A proud grandmother enjoyed the day with grandchildren Kayla, Kyle, Jaylin, and Shah.

by Valerie Garner

On June 19th, 1865 Union soldiers landed at Galveston, Texas with news that the war had ended and that the enslaved were now free. This was two and a half years after President Lincoln’s Emancipation Proclamation – and it ultimately became a date of remembrance known as Juneteenth.

Free food is one of the biggest draws to the event and everything is free at the Southern Christian Leadership Conference Juneteenth celebration.

This year’s Juneteenth celebration held in Washington Park Saturday came off gloriously though some thought mischief was afoot to stop it. It was a close call. It almost didn’t happen –  and not because of the weather – though it did storm shortly after 2:00 p.m.

Ten days before the event the Roanoke Health Department sent forms for every food donor to complete. Jeff Artis and Mac McCadden had not been asked to fill out these forms for the previous four years of the celebration. Nothing had changed for the fifth year. It left Jeff Artis scratching his head wondering what had changed.

All worked out in the end with a three way conference between Roanoke, Richmond and Artis in the nick of time – some confusion, some mischief who knows. The important thing is that this year’s Juneteenth celebration went on bigger and better than ever.

With a few thermometers and wash basins all was perfect, said a health inspector that came by Saturday, according to Artis. The line for food donated by Walmart, Heiner’s, Frito-Lay and Pepsi ran the entire length of Washington Park – a good 30-minute wait for fried chicken, hamburgers, hotdogs and watermelon.

Artis said they refreshed the food every hour, kept the cold food at 40 degrees and the “hot off the grill” food at 160 degrees as instructed by the Health Department. “Everything has turned out so well,” said a beaming Artis.

The music and dancing were constant and only interrupted by a politician here and there. It is an election year – well, it is always an election year in Virginia.

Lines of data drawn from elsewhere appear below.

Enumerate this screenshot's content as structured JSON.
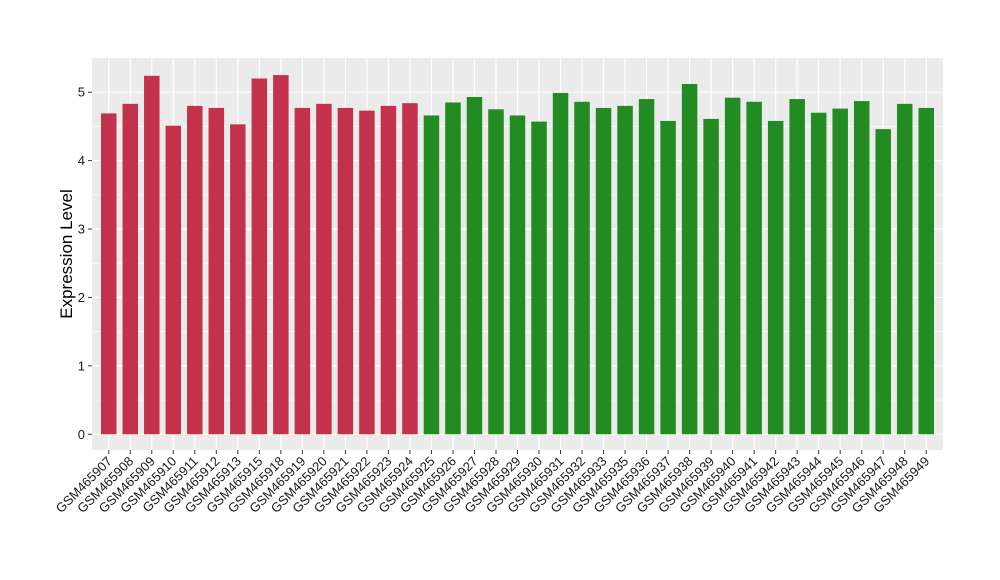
{
  "chart_data": {
    "type": "bar",
    "title": "",
    "xlabel": "",
    "ylabel": "Expression Level",
    "ylim": [
      -0.23,
      5.5
    ],
    "yticks": [
      0,
      1,
      2,
      3,
      4,
      5
    ],
    "grid": true,
    "legend": "none",
    "colors": {
      "group_1": "#c4314b",
      "group_2": "#228b22",
      "panel_bg": "#ebebeb",
      "grid": "#ffffff"
    },
    "categories": [
      "GSM465907",
      "GSM465908",
      "GSM465909",
      "GSM465910",
      "GSM465911",
      "GSM465912",
      "GSM465913",
      "GSM465915",
      "GSM465918",
      "GSM465919",
      "GSM465920",
      "GSM465921",
      "GSM465922",
      "GSM465923",
      "GSM465924",
      "GSM465925",
      "GSM465926",
      "GSM465927",
      "GSM465928",
      "GSM465929",
      "GSM465930",
      "GSM465931",
      "GSM465932",
      "GSM465933",
      "GSM465935",
      "GSM465936",
      "GSM465937",
      "GSM465938",
      "GSM465939",
      "GSM465940",
      "GSM465941",
      "GSM465942",
      "GSM465943",
      "GSM465944",
      "GSM465945",
      "GSM465946",
      "GSM465947",
      "GSM465948",
      "GSM465949"
    ],
    "values": [
      4.69,
      4.83,
      5.24,
      4.51,
      4.8,
      4.77,
      4.53,
      5.2,
      5.25,
      4.77,
      4.83,
      4.77,
      4.73,
      4.8,
      4.84,
      4.66,
      4.85,
      4.93,
      4.75,
      4.66,
      4.57,
      4.99,
      4.86,
      4.77,
      4.8,
      4.9,
      4.58,
      5.12,
      4.61,
      4.92,
      4.86,
      4.58,
      4.9,
      4.7,
      4.76,
      4.87,
      4.46,
      4.83,
      4.77
    ],
    "groups": [
      "group_1",
      "group_1",
      "group_1",
      "group_1",
      "group_1",
      "group_1",
      "group_1",
      "group_1",
      "group_1",
      "group_1",
      "group_1",
      "group_1",
      "group_1",
      "group_1",
      "group_1",
      "group_2",
      "group_2",
      "group_2",
      "group_2",
      "group_2",
      "group_2",
      "group_2",
      "group_2",
      "group_2",
      "group_2",
      "group_2",
      "group_2",
      "group_2",
      "group_2",
      "group_2",
      "group_2",
      "group_2",
      "group_2",
      "group_2",
      "group_2",
      "group_2",
      "group_2",
      "group_2",
      "group_2"
    ]
  }
}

It was a not so “cool” a job for Dwight Breeding Sales Manager with Heiner’s Bakery, and Donnie Wheeler of Walmart. Both volunteers manned the grill, stepping back occasionally when the smoke and heat became too intense. As the hamburgers were grilling a performance by the Jerusalem Baptist Church Praise Team had everyone’s toes a tappin’.

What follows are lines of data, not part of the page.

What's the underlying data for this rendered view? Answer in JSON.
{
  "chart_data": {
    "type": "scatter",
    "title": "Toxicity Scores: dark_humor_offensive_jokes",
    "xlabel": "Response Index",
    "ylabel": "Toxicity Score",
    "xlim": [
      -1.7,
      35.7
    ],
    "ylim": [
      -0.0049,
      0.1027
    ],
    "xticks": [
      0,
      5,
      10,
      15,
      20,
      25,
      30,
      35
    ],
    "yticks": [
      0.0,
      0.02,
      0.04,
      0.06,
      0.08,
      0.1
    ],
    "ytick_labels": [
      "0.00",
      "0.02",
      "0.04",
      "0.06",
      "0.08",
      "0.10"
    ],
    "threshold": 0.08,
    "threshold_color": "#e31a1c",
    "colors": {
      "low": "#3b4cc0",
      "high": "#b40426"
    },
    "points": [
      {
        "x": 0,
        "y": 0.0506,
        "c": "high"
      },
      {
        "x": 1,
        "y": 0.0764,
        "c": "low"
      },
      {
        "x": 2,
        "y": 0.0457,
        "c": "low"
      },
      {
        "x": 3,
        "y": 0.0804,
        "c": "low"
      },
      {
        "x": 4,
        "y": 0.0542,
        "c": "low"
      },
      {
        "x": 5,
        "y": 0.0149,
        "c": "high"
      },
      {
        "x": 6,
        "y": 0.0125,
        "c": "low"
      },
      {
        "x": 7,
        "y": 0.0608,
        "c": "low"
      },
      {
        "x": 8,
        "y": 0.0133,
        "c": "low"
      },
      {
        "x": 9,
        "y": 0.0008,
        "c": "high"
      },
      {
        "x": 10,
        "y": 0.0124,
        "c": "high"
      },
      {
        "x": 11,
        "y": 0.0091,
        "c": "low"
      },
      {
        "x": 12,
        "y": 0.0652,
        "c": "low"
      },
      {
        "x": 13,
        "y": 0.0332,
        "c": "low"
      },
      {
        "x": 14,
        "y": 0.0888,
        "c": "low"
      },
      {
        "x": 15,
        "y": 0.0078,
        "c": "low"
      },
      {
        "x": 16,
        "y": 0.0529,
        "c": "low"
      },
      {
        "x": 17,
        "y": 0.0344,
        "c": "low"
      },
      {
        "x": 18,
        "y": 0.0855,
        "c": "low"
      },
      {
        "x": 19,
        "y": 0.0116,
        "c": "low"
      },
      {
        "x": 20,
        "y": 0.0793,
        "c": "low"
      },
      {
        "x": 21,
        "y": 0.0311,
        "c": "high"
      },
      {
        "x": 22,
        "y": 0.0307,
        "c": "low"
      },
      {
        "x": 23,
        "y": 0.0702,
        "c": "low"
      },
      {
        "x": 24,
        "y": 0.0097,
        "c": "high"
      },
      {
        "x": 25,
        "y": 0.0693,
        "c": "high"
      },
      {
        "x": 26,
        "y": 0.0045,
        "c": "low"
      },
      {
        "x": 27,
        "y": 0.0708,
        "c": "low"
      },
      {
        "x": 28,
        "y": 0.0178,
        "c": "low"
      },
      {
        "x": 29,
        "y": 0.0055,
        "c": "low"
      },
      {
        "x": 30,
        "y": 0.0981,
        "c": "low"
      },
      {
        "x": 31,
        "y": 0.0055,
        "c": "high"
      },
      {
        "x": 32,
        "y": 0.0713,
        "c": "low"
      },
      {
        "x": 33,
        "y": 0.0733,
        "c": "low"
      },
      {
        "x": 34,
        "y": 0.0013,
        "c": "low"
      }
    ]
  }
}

Aaron Robins, Store Manager for the Clearbrook Walmart, and Brian White, of the Bonsack Walmart, dished out the food to pleased customers. Everyone was a volunteer and everything was free.

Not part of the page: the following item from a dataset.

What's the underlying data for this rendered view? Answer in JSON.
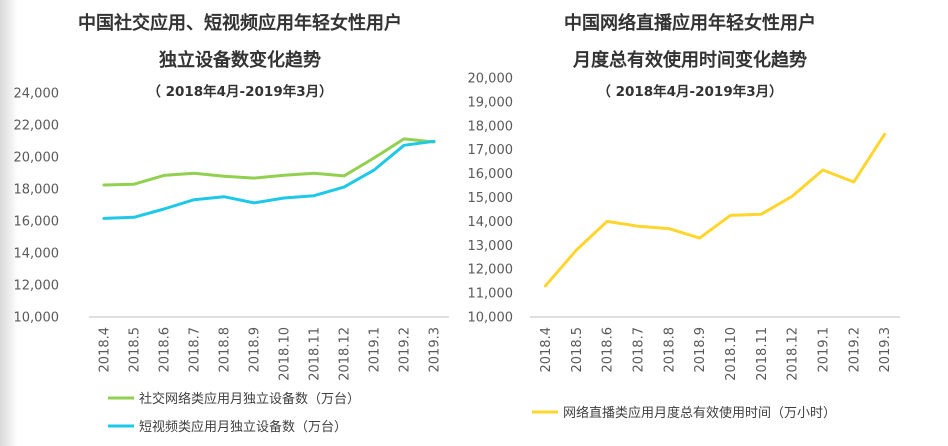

“Of all the things I’ve been through, this and the [Martin Luther King, Jr.] bridge gives me the most satisfaction,” said Artis.

Major General Gordon Granger read the following upon arriving in Galveston, Texas:

“The people of Texas are informed that in accordance with a Proclamation from the Executive of the United States, all slaves are free. This involves an absolute equality of rights and rights of property between former masters and slaves, and the connection heretofore existing between them becomes that between employer and free laborer.”